De même, l’analyse spécifique de l’exposition des jeunes enfants (0 à 3 ans) montre qu’ils ont une exposition similaire à la population générale.

Néanmoins un des faits notables de notre analyse temporel est qu’en 2024, les endroits les plus exposés ne sont plus des espaces de résidence (la courbe orange – le territoire – surpassant à droite la bleu – la population).

De la recherche à l’action : Et maintenant ? Votre étude montre que le lieu de résidence influence bien davantage l’exposition que nos habitudes quotidiennes (trajets, lieu de travail, de loisirs). Quelles recommandations concrètes peut-on en tirer ?

Nos résultats mettent en évidence que le lieu de résidence est représentatif de l’exposition journalière moyenne à la pollution à l’air et donc qu’il constitue un déterminant important des expositions individuelles. Cependant cette conclusion peut être à nuancer pour des populations spécifiques comme les populations périurbaines (moins exposées sur le lieu de résidence) ou celles habitant à côté d’une infrastructure routière (plus exposées sur le lieu de résidence), par exemple.

En termes de recommandations,

  • Concernant les études sanitaires, cela renforce la validité méthodologique des études passées qui par manque de données reposaient principalement sur les adresses résidentielles ;
  • Cela souligne l’importance dans les études de santé de considérer précisément les lieux de vie et non les communes ou les lieux de déclaration des pathologies étudiées ;

Pour les citoyens, ce résultat montre que diminuer la pollution de l’air, au-delà des seules recommandations de changement de comportement individuel, demande des changements structurels qui se jouent majoritairement à l’échelle collective : mettre en place des politiques publiques visant à réduire les émissions de polluants et à améliorer la qualité de l’air, afin de protéger l’ensemble de la population.

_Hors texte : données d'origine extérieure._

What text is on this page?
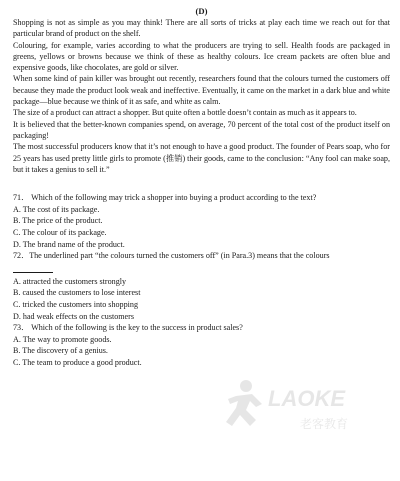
(D)

Shopping is not as simple as you may think! There are all sorts of tricks at play each time we reach out for that particular brand of product on the shelf.

Colouring, for example, varies according to what the producers are trying to sell. Health foods are packaged in greens, yellows or browns because we think of these as healthy colours. Ice cream packets are often blue and expensive goods, like chocolates, are gold or silver.

When some kind of pain killer was brought out recently, researchers found that the colours turned the customers off because they made the product look weak and ineffective. Eventually, it came on the market in a dark blue and white package—blue because we think of it as safe, and white as calm.

The size of a product can attract a shopper. But quite often a bottle doesn’t contain as much as it appears to.

It is believed that the better-known companies spend, on average, 70 percent of the total cost of the product itself on packaging!

The most successful producers know that it’s not enough to have a good product. The founder of Pears soap, who for 25 years has used pretty little girls to promote (推销) their goods, came to the conclusion: “Any fool can make soap, but it takes a genius to sell it.”

71． Which of the following may trick a shopper into buying a product according to the text?

A. The cost of its package.

B. The price of the product.

C. The colour of its package.

D. The brand name of the product.

72．The underlined part “the colours turned the customers off” (in Para.3) means that the colours

A. attracted the customers strongly

B. caused the customers to lose interest

C. tricked the customers into shopping

D. had weak effects on the customers

73． Which of the following is the key to the success in product sales?

A. The way to promote goods.

B. The discovery of a genius.

C. The team to produce a good product.

LAOKE
老客教育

Quelle est la prochaine étape pour l’équipe EXPERTISE ?

Le projet a touché à sa fin mais a servi de point de départ à de nouvelles recherches et à des collaborations durables.

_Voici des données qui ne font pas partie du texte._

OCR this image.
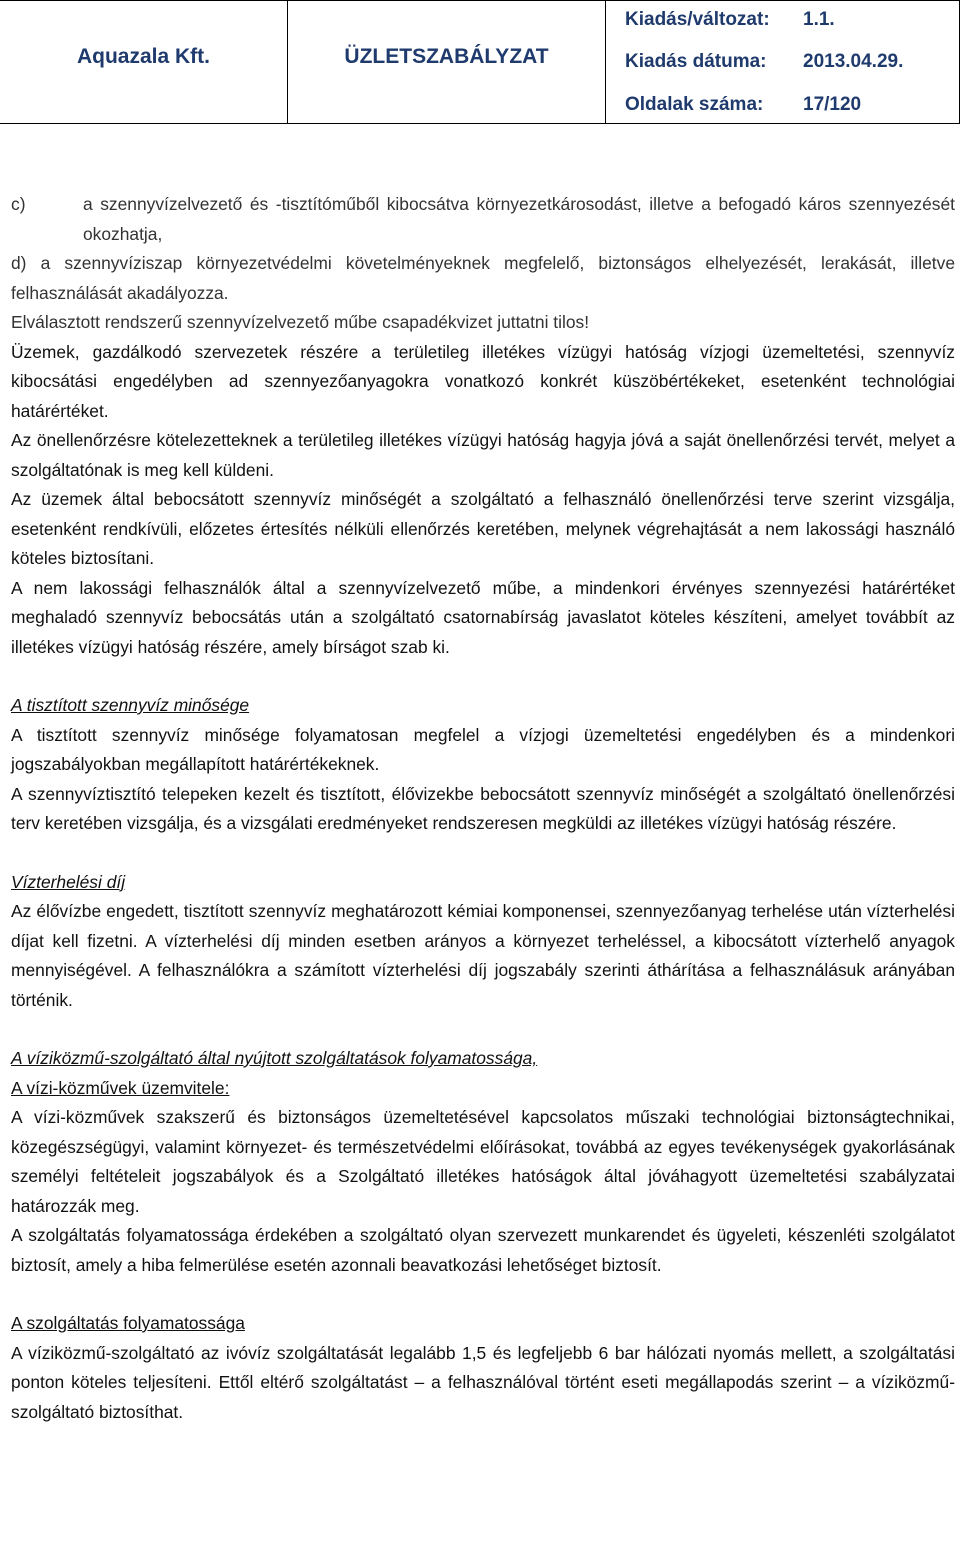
Aquazala Kft.	ÜZLETSZABÁLYZAT
Kiadás/változat: 1.1.
Kiadás dátuma: 2013.04.29.
Oldalak száma: 17/120

c)	a szennyvízelvezető és -tisztítóműből kibocsátva környezetkárosodást, illetve a befogadó káros szennyezését okozhatja,

d) a szennyvíziszap környezetvédelmi követelményeknek megfelelő, biztonságos elhelyezését, lerakását, illetve felhasználását akadályozza.

Elválasztott rendszerű szennyvízelvezető műbe csapadékvizet juttatni tilos!

Üzemek, gazdálkodó szervezetek részére a területileg illetékes vízügyi hatóság vízjogi üzemeltetési, szennyvíz kibocsátási engedélyben ad szennyezőanyagokra vonatkozó konkrét küszöbértékeket, esetenként technológiai határértéket.

Az önellenőrzésre kötelezetteknek a területileg illetékes vízügyi hatóság hagyja jóvá a saját önellenőrzési tervét, melyet a szolgáltatónak is meg kell küldeni.

Az üzemek által bebocsátott szennyvíz minőségét a szolgáltató a felhasználó önellenőrzési terve szerint vizsgálja, esetenként rendkívüli, előzetes értesítés nélküli ellenőrzés keretében, melynek végrehajtását a nem lakossági használó köteles biztosítani.

A nem lakossági felhasználók által a szennyvízelvezető műbe, a mindenkori érvényes szennyezési határértéket meghaladó szennyvíz bebocsátás után a szolgáltató csatornabírság javaslatot köteles készíteni, amelyet továbbít az illetékes vízügyi hatóság részére, amely bírságot szab ki.

A tisztított szennyvíz minősége

A tisztított szennyvíz minősége folyamatosan megfelel a vízjogi üzemeltetési engedélyben és a mindenkori jogszabályokban megállapított határértékeknek.

A szennyvíztisztító telepeken kezelt és tisztított, élővizekbe bebocsátott szennyvíz minőségét a szolgáltató önellenőrzési terv keretében vizsgálja, és a vizsgálati eredményeket rendszeresen megküldi az illetékes vízügyi hatóság részére.

Vízterhelési díj

Az élővízbe engedett, tisztított szennyvíz meghatározott kémiai komponensei, szennyezőanyag terhelése után vízterhelési díjat kell fizetni. A vízterhelési díj minden esetben arányos a környezet terheléssel, a kibocsátott vízterhelő anyagok mennyiségével. A felhasználókra a számított vízterhelési díj jogszabály szerinti áthárítása a felhasználásuk arányában történik.

A víziközmű-szolgáltató által nyújtott szolgáltatások folyamatossága,

A vízi-közművek üzemvitele:

A vízi-közművek szakszerű és biztonságos üzemeltetésével kapcsolatos műszaki technológiai biztonságtechnikai, közegészségügyi, valamint környezet- és természetvédelmi előírásokat, továbbá az egyes tevékenységek gyakorlásának személyi feltételeit jogszabályok és a Szolgáltató illetékes hatóságok által jóváhagyott üzemeltetési szabályzatai határozzák meg.

A szolgáltatás folyamatossága érdekében a szolgáltató olyan szervezett munkarendet és ügyeleti, készenléti szolgálatot biztosít, amely a hiba felmerülése esetén azonnali beavatkozási lehetőséget biztosít.

A szolgáltatás folyamatossága

A víziközmű-szolgáltató az ivóvíz szolgáltatását legalább 1,5 és legfeljebb 6 bar hálózati nyomás mellett, a szolgáltatási ponton köteles teljesíteni. Ettől eltérő szolgáltatást – a felhasználóval történt eseti megállapodás szerint – a víziközmű-szolgáltató biztosíthat.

Deux thèses en sont directement issues, l’une s’intéresse à l’impact des trajectoires d’exposition à la pollution atmosphérique sur le risque de cancer du sein (Blandine Le Provost, Université de Bordeaux / CLB, soutenance prévue en 2028) tandis que l’autre a pour objectif de développer de nouvelles méthodes statistiques pour mieux évaluer les effets de la multi-exposition en tenant compte des mécanismes biologiques sous-jacents (Benoît Mercœur, Université Lyon 1 / CLB, début de la thèse prévue fin 2026). Plus globalement, le projet a été l’occasion de réunir des chercheurs issus de différentes disciplines et équipes qui poursuivent depuis leurs échanges et opportunités de recherche.